LONDON (January 25, 2007) — Organizers of London Fashion Week said Thursday they would not ban ultra-thin models from the catwalk, but stressed they had asked designers to use only “healthy” people in their shows.
The British Fashion Council said barring stick-thin models — as fashion weeks in Madrid and Milan have done — “is neither desirable nor enforceable.”
The council, a consortium of major fashion retailers and publishers that oversees London’s twice-yearly fashion weeks, said it recognized its responsibility to help promote a healthy body image.
“We have asked designers, model agencies and image makers to respect this responsibility and to use only healthy models for their collections. Additionally, we recommend that only models aged 16 or over are used,” the council said in a statement. “We believe that regulation is neither desirable nor enforceable. What will make a difference is the commitment of the fashion industry to change attitudes through behavior and education.”
The council said it was setting up a task force to create new guidelines for the fashion industry.
The debate over waif-like models has intensified in the past year as many models and celebrities appear increasingly thin.
In September, Madrid’s Fashion Week, the Pasarela Cibeles, announced it was banning models with a Body Mass Index, or height-to-weight ratio, below 18. A 5-foot-9 model weighing 125 pounds would have a BMI of 18. Milan’s fashion week also tightened its restrictions on underweight models.
The issue was back in the headlines in November, when 21-year-old Brazilian model Ana Carolina Reston died of causes linked to the eating disorder anorexia nervosa.
A British Cabinet minister who previously called for ultra-thin models to be banned backed the fashion council’s call for self-regulation.

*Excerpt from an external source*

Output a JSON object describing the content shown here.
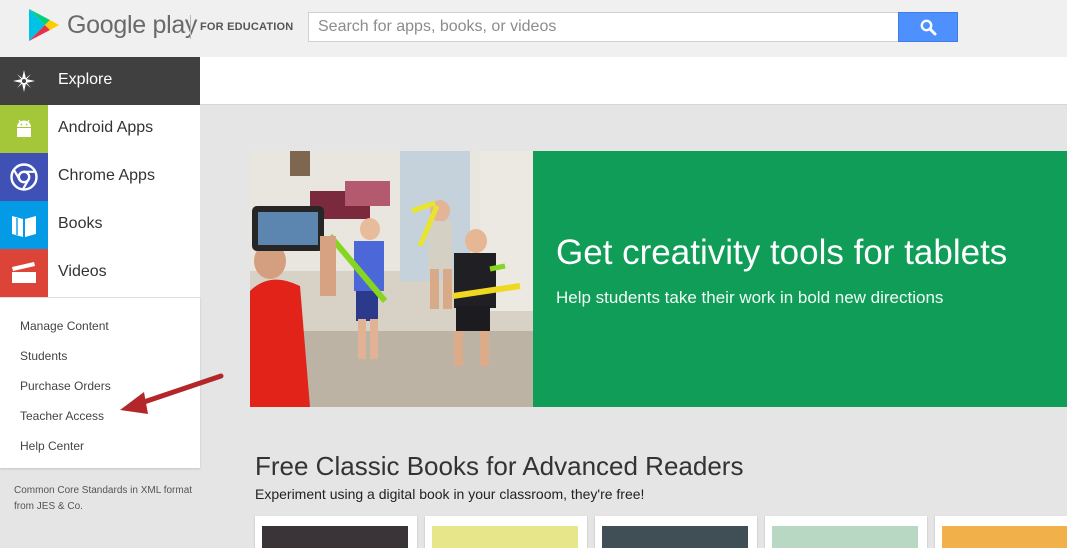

“I urge strongly the designers taking part to support this,” said Culture Secretary Tessa Jowell.
“Too many teenage girls try to starve themselves into unhealthy thinness, at great risk to their health,” she said. “The fashion industry is hugely powerful in shaping the attitudes of young women and their feelings about themselves. Teenage girls aspire to look like their role models. If their role models are healthy, it will help inspire girls to be the same.”
Designers including Betty Jackson, Nicole Farhi and Julien Macdonald are due to showcase their autumn/winter collections at London Fashion Week beginning Feb. 12.